Effects of the rate and composition of fluid replacement on the pharmacokinetics and pharmacodynamics of intravenous furosemide

Abstract

Effects of differences in the rate and composition of intravenous fluid replacement for urine loss on the pharmacokinetics and pharmacodynamics of furosemide were evaluated using the dog as a model animal. Each of six dogs received 8-hr constant intravenous infusion of 20 mg (15 mg used in one dog) of furosemide with 0% replacement (treatment I), 50% replacement (treatment II), and 100% replacement (treatment III) with lactated Ringer's solution, as well as with 100% replacement with 5% dextrose in water (treatment IV). Most pharmacokinetic parameters, such as plasma clearance, steady-state volume of distribution, mean residence time, and terminal half-life, were essentially the same in all four treatments. Renal clearances and urinary excretion rates of the drug in treatments II–IVwere essentially the same, but about 20% higher than those in treatment I.In spite of the similarities in kinetic properties, diuretic and/or natriuretic effects from furosemide were markedly different among the four treatments. For example, mean 10-hr urine outputs were 646, 1046, 3156, and 1976 ml and mean 10-hr sodium excretions were 87.0, 142, 383, and 97.2 mmole for treatments I–IV,respectively. Except for treatment III,diuresis and/or natriuresis were found to be time-dependent, generally decreasing with time until reaching a low plateau during later hours of infusion.
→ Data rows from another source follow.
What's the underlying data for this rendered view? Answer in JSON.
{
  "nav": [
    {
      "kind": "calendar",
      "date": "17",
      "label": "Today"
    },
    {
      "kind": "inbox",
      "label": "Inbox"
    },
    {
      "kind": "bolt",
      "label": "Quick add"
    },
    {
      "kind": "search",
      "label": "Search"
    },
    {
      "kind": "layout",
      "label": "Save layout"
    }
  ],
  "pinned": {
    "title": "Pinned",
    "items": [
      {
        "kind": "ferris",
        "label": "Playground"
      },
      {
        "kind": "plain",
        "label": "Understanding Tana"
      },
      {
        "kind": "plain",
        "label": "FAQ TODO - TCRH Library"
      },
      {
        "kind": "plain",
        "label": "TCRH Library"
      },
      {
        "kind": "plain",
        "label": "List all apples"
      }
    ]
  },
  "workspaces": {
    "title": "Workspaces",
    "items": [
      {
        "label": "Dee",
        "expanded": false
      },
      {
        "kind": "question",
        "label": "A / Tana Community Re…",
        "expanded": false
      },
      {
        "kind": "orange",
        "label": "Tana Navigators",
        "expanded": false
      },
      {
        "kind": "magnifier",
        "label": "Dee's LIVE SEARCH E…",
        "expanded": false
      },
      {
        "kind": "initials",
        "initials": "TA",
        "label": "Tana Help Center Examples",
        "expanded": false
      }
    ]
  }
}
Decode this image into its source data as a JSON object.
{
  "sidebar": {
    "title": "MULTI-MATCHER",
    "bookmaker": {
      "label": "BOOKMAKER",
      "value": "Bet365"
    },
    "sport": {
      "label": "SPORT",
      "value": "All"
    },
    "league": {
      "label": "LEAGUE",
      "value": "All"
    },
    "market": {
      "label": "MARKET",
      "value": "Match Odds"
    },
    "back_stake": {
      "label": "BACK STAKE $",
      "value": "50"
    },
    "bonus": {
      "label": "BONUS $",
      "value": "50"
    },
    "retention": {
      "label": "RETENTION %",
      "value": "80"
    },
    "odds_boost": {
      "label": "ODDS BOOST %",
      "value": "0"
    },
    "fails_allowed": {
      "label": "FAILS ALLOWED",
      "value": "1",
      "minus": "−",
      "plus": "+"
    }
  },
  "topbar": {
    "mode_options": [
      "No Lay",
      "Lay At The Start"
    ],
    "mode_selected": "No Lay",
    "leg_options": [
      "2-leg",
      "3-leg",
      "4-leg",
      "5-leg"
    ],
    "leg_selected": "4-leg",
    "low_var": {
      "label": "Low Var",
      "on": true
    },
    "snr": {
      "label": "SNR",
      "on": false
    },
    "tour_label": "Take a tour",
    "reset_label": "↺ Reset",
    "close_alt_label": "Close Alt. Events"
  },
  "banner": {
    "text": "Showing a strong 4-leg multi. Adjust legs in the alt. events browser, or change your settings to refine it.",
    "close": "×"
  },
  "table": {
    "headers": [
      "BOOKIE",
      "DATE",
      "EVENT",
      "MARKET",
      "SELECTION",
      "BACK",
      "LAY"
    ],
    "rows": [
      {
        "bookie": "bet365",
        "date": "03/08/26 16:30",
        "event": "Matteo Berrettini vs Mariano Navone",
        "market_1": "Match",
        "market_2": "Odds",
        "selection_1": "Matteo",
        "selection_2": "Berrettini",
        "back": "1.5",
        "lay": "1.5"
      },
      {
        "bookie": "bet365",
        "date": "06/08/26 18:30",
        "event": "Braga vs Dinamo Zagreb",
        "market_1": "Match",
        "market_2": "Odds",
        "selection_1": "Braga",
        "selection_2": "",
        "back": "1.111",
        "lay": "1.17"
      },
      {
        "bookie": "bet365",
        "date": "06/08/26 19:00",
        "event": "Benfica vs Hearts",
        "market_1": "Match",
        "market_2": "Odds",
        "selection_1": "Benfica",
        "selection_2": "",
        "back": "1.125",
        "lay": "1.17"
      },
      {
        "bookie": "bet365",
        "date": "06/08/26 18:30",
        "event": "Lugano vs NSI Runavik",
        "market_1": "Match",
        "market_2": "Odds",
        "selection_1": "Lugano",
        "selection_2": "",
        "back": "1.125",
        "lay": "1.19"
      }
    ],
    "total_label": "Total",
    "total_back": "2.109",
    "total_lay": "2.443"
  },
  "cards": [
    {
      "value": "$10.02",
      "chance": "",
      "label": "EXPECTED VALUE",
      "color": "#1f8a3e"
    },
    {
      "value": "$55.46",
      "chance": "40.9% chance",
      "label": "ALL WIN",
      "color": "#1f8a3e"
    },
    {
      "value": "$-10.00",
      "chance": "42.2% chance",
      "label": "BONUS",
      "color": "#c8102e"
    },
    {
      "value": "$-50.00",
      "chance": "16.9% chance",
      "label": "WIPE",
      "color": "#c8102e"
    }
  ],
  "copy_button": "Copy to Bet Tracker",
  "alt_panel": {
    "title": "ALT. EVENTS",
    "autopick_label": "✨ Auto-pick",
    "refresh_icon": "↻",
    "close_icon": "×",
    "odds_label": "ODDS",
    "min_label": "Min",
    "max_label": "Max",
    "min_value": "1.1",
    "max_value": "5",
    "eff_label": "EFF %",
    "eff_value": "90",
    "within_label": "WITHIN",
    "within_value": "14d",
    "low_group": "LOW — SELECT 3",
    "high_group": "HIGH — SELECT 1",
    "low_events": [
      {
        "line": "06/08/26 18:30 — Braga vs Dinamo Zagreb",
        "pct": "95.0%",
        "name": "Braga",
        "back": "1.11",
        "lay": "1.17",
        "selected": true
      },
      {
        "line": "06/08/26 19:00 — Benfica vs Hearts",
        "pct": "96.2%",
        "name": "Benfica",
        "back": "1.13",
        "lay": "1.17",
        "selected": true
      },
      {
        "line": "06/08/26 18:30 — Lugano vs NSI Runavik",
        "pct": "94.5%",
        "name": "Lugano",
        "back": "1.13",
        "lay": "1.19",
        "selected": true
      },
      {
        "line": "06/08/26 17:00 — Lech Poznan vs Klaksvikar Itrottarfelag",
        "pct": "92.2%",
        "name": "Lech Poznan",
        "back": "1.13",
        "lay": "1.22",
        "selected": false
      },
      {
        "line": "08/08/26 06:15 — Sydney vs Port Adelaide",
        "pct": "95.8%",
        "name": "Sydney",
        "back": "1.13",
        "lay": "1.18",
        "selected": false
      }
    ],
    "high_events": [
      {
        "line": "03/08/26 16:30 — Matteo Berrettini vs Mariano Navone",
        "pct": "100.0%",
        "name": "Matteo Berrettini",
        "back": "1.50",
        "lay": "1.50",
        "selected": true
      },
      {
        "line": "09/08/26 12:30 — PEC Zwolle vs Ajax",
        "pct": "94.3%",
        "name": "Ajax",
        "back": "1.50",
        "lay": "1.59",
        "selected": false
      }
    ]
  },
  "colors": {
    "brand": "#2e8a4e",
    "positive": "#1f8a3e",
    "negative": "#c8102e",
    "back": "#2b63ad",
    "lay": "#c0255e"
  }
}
The present findings also showed that (1)no fluid replacement and 100% replacement with 5% dextrose solution both produced the same degree of severe acute tolerance in natriuresis, indicating the insignificance of water compensation in tolerance development; (2)in treatment II,where neutral sodium balance was achieved, the development of acute tolerance in diuresis and natriuresis can mainly be attributed to negative water balance under this special condition; (3)at steady state the hourly diuresis and natriuresis could differ up to about ten times between treatments. Some implications for the kinetic/dynamic relationship or modeling, in the clinical use, and in the bioequivalence evaluation of dosage forms are discussed.